Лебяжка оживала. Там новый воротный столб вкопан, там крыша подштопана. Против совсем гнилых хибарок новые срубы с пронумерованными бревнами. Щепа сосновым бором пахнет, в пыли куры пурхаются.

Зашел в школу. Снял пилотку, шагает по коридору. Никого ни души. Шаги гулкие, с эхом. Будто все Сережкино детство следом идет. Где был их восьмой, там теперь первый. Парты малюсенькие. Втиснулся за свою заднюю. На той Петька сидел. Здесь Герка. Герка вот сдал экстерном на офицера, служить остался. Сидит, смотрит в окно Сергей. В окно все видать, что поезда везут. А везли они мир: комбайны, кирпич, бревна, турбины, щебень.

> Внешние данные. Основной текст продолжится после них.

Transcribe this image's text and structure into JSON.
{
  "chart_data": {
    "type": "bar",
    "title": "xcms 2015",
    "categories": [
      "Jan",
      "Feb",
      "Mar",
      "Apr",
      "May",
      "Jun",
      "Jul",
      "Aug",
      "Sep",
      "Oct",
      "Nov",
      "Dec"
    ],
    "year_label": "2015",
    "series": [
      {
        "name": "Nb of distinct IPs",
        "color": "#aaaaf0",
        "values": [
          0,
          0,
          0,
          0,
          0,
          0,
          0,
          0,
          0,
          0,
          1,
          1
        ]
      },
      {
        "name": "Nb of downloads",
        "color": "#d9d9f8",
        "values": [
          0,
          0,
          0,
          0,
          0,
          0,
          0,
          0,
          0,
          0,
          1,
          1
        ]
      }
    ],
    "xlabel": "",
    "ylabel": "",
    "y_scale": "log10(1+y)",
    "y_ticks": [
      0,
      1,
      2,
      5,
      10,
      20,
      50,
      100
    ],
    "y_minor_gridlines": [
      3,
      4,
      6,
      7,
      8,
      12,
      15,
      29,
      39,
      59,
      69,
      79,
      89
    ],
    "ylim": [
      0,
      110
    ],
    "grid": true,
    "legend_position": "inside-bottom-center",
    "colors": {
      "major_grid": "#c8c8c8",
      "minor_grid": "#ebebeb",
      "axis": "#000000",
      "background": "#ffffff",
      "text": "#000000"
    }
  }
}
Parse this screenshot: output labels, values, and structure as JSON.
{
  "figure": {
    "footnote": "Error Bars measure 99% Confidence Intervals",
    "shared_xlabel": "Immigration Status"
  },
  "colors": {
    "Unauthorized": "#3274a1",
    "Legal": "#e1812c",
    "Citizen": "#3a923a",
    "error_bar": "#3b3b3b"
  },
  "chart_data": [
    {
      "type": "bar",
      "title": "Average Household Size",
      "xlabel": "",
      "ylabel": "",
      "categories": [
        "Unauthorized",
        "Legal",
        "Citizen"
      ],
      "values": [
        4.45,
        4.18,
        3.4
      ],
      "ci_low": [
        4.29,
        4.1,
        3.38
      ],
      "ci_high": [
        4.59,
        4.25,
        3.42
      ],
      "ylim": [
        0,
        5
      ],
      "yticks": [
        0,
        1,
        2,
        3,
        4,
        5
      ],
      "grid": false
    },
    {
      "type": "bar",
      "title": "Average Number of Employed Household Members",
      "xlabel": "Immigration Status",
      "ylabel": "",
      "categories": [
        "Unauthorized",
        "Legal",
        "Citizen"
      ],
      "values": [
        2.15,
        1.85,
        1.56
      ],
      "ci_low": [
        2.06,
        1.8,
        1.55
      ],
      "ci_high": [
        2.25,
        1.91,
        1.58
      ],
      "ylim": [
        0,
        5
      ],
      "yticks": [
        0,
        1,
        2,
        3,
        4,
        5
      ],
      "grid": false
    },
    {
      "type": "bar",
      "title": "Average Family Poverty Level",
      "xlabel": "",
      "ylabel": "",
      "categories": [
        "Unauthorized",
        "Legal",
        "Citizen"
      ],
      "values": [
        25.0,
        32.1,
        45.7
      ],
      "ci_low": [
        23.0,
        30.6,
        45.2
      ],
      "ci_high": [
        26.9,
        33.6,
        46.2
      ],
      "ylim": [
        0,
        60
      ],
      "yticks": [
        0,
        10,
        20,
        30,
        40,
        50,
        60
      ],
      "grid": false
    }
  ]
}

Из школы — к Колесовым. Тетка Агафья нисколько не изменилась. Самовар ставит, калачи из печи вынимает и говорит, говорит.

— Ожили мы, Сереженька-батюшка, погоди, дай сказать, хлеб едим. А то ведь совсем умирали. Петька в люди выбился. Полюбуйся-ка.

Она вытерла стол, разложила на нем фотокарточки. Лицо порозовело, родинки на щеках притаились. Взяла снимок, отнесла на вытянутую руку и причмокнула:

— Хорош Колесенок? На торгового капитана выучился, округом света плавает. Пишет: он да какой-то не русский… Могиллан вроде бы, двое их только и решились на такую страсть.

Сергей сдержанно улыбнулся; ну, допустим, второй помощник судового механика это еще не Магеллан, но он не гасит материнской радости. Пусть горит.

— А Надюха-то, посмотри, Надюха-то… Невеста скоро. В пионерский лагерь уехала где-то. Не те твои полмешка пшеницы, померла бы девка. — И шепотом: — Абросим-то мой… Сыскался. Вот уж воистину, как тележное колесо: слетело с оси, покружилось, покружилось да опять к телеге и прикатило. Сейчас я тебя цилонским чайком попотчую, Петро послал. Каких только государствов нету на земле… Торговали бы да торговали, чем воевать.

Агафья заварила чай, усадила чайник в конфорку самовара.

— Томленый вкуснее. Абросим почему доныне не являлся? Втемяшил себе, что не приму я его покалеченного. Контузило мужика, пулей щеку вырвало и зубов как не росло. Теперь ничего, оклемался. Теперь ничего. А сколько пережитков пережил человек?